EL INVENTO DE FRANCO

Mientras cursaba el Bachillerato Superior fui dilucidando sobre mi futuro profesional y llegué a la conclusión de que quería ser periodista, carrera entonces poco definida e incluso algo marginada. En efecto, la Universidad española giraba todavía sobre las Facultades tradicionales de Derecho, Filosofía y Letras, Ciencias, Medicina y Farmacia y la todavía bastante novedosa de Ciencias Políticas, Económicas y Comerciales. Ingenierías y Arquitectura tenían la condición de escuelas especiales, los Conservatorios de Múisca eran rancho aparte y había una serie de centros raros que ni tan siquiera estaban bajo la égida del Ministerio de Educación, tales las Escuelas Sociales, que dependían de Trabajo, las Oficiales de Náutica, que eran de Comercio, y Periodismo, que funcionaba bajo la tutela del Ministerio de Información y Turismo, un totum revolutum que intervenía desde la promoción de la naciente industria turística al ejercicio de la censura de prensa y espectáculos.
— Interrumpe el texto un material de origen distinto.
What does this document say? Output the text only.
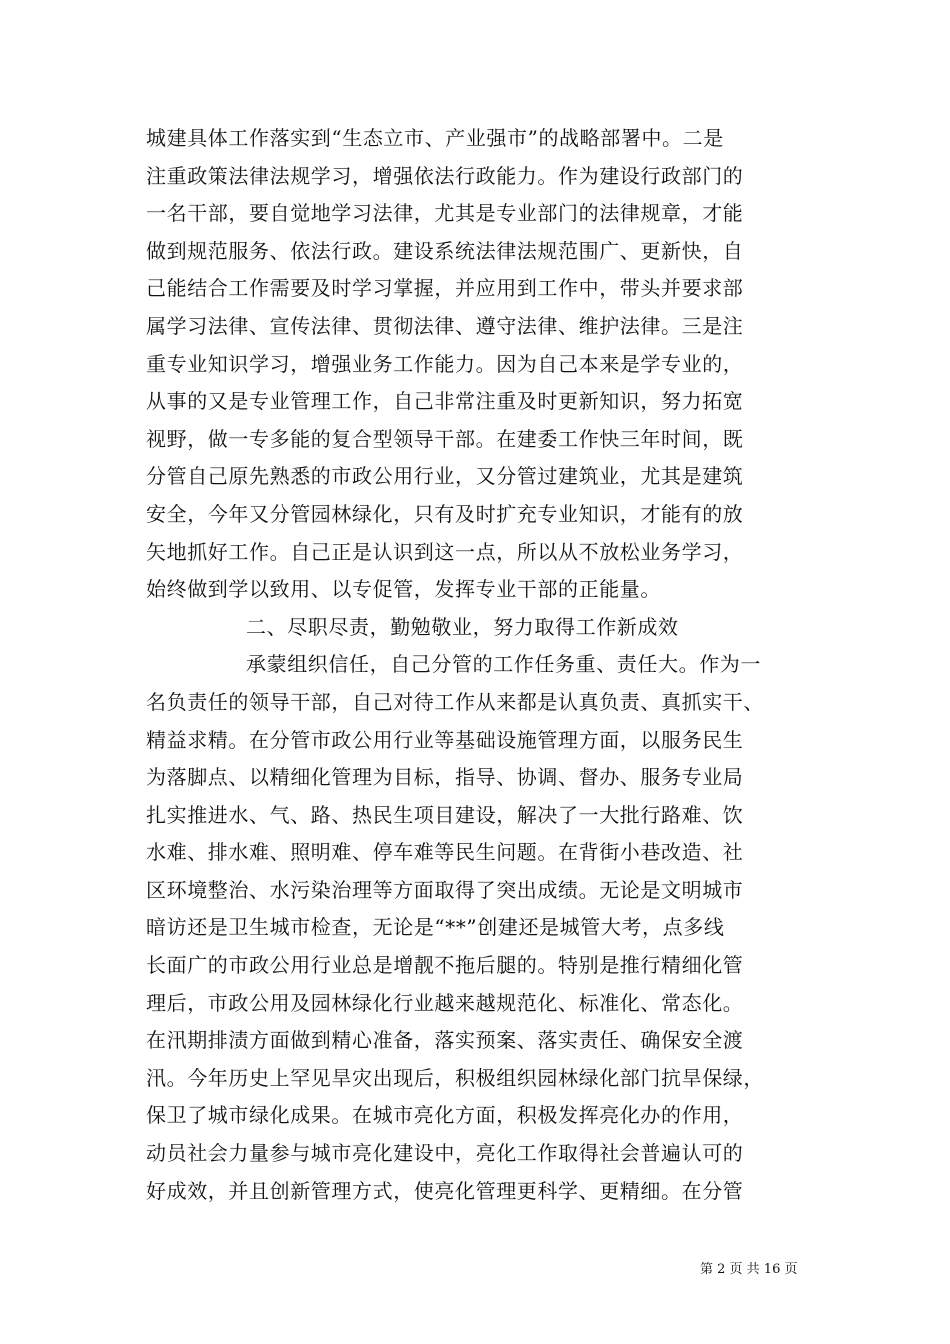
城建具体工作落实到“生态立市、产业强市”的战略部署中。二是
注重政策法律法规学习，增强依法行政能力。作为建设行政部门的
一名干部，要自觉地学习法律，尤其是专业部门的法律规章，才能
做到规范服务、依法行政。建设系统法律法规范围广、更新快，自
己能结合工作需要及时学习掌握，并应用到工作中，带头并要求部
属学习法律、宣传法律、贯彻法律、遵守法律、维护法律。三是注
重专业知识学习，增强业务工作能力。因为自己本来是学专业的，
从事的又是专业管理工作，自己非常注重及时更新知识，努力拓宽
视野，做一专多能的复合型领导干部。在建委工作快三年时间，既
分管自己原先熟悉的市政公用行业，又分管过建筑业，尤其是建筑
安全，今年又分管园林绿化，只有及时扩充专业知识，才能有的放
矢地抓好工作。自己正是认识到这一点，所以从不放松业务学习，
始终做到学以致用、以专促管，发挥专业干部的正能量。
二、尽职尽责，勤勉敬业，努力取得工作新成效
承蒙组织信任，自己分管的工作任务重、责任大。作为一
名负责任的领导干部，自己对待工作从来都是认真负责、真抓实干、
精益求精。在分管市政公用行业等基础设施管理方面，以服务民生
为落脚点、以精细化管理为目标，指导、协调、督办、服务专业局
扎实推进水、气、路、热民生项目建设，解决了一大批行路难、饮
水难、排水难、照明难、停车难等民生问题。在背街小巷改造、社
区环境整治、水污染治理等方面取得了突出成绩。无论是文明城市
暗访还是卫生城市检查，无论是“**”创建还是城管大考，点多线
长面广的市政公用行业总是增靓不拖后腿的。特别是推行精细化管
理后，市政公用及园林绿化行业越来越规范化、标准化、常态化。
在汛期排渍方面做到精心准备，落实预案、落实责任、确保安全渡
汛。今年历史上罕见旱灾出现后，积极组织园林绿化部门抗旱保绿，
保卫了城市绿化成果。在城市亮化方面，积极发挥亮化办的作用，
动员社会力量参与城市亮化建设中，亮化工作取得社会普遍认可的
好成效，并且创新管理方式，使亮化管理更科学、更精细。在分管
第 2 页 共 16 页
Un día di el paso decisivo de anunciarle tal propósito a mi padre. Cuando lo oyó torció el gesto en signo inequívoco de disconformidad. Le hubiera gustado que mi decisión girara en torno a alguna de las carreras clásicas, preferiblemente Derecho, que era la que habían hecho todos mis hermanos varones, aunque ninguno de ellos la llegara a ejercer de forma permanente. Mantuvimos un largo tira y afloja que duró meses, en el transcurso del cual intentó que cambiase de opinión o, en el peor de los casos, que hiciese Periodismo como complemento de otra carrera más respetable.

Esto del periodismo es una cosa que se ha inventado Franco”  sentenció, como queriendo dar a entender que era algo pasajero que no podía durar. Mi padre, que había nacido a finales del siglo XIX, tenía del periodismo una imagen muy devaluada, acorde con la realidad de la anteguerra, que han descrito con tanta propiedad algunos profesionales de aquella época.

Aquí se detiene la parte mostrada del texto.